No one promised Americans an enduring, stable, and happy democracy. Quite the opposite: empires always fall apart. Despite the myth of our “more perfect union,” ancient racial and religious fractures have perpetually undermined our unity. From the first settlements of foreign colonists, this soil and its rule has always been contested. In the best of times, our diversity was our strength. In the worst, it sent our governments teetering. I don’t want to overstate the danger tomorrow represents, and yet it’s also foolish to understate it. The chance of national fracture may only be 1%, but when we’re talking about national fracture, that’s a scarily high risk.
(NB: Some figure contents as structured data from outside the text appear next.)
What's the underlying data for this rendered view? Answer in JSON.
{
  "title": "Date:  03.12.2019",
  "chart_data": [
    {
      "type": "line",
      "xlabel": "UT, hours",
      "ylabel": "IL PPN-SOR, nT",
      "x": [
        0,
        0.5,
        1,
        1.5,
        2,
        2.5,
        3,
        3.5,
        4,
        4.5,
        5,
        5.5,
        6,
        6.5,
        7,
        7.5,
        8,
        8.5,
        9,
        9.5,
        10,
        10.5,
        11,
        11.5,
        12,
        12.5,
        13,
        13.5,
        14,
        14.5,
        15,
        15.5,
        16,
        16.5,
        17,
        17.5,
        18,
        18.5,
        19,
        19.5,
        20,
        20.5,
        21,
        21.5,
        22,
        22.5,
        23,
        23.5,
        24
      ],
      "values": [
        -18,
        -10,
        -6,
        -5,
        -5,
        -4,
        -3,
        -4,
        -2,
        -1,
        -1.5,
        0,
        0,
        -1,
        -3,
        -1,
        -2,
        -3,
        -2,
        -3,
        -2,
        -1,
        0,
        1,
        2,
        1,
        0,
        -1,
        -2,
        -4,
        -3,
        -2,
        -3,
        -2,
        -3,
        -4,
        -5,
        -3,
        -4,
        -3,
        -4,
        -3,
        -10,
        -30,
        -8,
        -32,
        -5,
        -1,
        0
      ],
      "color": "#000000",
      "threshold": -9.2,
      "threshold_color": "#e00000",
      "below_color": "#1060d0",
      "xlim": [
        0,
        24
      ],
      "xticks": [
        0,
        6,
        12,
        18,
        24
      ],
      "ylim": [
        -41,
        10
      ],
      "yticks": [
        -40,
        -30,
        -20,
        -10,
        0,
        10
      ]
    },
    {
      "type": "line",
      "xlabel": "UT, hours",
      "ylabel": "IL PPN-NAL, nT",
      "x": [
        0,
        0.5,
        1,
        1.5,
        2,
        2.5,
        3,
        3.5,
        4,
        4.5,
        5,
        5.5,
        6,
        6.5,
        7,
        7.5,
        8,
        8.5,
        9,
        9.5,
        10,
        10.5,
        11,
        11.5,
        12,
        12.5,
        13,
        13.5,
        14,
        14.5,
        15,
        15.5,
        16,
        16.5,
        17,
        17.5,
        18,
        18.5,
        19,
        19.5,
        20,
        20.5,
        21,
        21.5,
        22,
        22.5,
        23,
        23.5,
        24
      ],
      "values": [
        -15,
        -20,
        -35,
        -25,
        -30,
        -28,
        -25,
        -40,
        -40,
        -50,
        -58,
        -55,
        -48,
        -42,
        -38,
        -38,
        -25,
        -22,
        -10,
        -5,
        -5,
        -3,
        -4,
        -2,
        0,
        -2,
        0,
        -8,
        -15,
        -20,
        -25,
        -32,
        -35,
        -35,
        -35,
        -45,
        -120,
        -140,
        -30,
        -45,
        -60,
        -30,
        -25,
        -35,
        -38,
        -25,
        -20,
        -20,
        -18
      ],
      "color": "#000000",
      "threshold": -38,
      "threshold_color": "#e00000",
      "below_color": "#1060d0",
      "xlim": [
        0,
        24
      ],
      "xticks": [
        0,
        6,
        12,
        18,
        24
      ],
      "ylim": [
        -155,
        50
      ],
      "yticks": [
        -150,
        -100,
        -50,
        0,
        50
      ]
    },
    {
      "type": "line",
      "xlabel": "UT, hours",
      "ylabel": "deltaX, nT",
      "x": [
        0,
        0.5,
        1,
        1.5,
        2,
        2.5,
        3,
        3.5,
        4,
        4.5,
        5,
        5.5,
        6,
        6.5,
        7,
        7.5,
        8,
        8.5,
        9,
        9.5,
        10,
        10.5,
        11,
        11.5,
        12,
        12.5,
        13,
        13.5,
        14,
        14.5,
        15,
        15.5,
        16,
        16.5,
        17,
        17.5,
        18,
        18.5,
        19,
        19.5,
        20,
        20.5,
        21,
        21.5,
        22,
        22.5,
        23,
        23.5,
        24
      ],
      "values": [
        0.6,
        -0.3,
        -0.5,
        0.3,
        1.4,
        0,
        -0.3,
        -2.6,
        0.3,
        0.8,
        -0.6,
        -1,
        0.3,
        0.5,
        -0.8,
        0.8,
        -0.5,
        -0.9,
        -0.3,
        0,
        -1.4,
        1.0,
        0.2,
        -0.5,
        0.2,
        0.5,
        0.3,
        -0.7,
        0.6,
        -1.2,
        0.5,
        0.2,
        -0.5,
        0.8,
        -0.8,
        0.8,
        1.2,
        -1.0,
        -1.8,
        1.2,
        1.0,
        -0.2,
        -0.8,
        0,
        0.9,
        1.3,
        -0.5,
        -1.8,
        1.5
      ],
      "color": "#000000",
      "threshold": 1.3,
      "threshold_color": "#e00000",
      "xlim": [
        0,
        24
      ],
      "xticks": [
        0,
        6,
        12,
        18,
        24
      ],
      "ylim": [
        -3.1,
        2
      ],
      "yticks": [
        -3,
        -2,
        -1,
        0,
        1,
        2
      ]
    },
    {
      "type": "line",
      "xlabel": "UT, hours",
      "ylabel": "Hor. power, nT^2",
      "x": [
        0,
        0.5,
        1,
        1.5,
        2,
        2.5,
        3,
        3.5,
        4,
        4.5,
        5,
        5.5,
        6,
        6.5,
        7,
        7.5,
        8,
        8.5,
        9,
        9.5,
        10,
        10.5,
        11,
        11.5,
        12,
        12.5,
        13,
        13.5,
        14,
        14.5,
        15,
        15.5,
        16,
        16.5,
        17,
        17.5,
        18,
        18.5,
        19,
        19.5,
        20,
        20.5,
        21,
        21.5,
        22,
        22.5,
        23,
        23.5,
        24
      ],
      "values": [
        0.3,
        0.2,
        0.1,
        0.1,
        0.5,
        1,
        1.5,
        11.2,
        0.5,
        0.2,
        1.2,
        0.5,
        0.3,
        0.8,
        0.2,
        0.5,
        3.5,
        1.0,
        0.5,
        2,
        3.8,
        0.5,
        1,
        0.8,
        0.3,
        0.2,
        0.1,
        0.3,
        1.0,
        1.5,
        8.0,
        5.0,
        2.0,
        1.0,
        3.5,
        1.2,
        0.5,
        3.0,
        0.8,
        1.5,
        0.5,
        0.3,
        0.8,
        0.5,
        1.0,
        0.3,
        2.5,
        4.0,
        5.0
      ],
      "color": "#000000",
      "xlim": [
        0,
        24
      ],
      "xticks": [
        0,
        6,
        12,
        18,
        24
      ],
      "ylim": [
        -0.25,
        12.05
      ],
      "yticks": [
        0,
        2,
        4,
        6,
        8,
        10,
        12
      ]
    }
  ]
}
I won’t blog about the election here, and I hope things are normal enough that I never mention it again. I want so desperately to return to a time when hazy IPAs are the most contentious issue before us. Given the stakes and the emotional energy, we’ll desperately need beer and all it provides to manage and heal the damage this election will almost certainly inflict. I’ll be back to decoction mashing and double dry hop beers soon enough. In the meantime, I want to express my best wishes to all of you, whatever your political stripe. Being a citizen in a democracy can be hard work. We’ll need to find a well of grace and goodwill to get through the next week. And beer. Lots and lots of beer.

Hang in there, folks—

A replica of the 15-star flag flying over Baltimore that inspired Francis Scott Key to write the Star Spangled Banner during the war of 1812.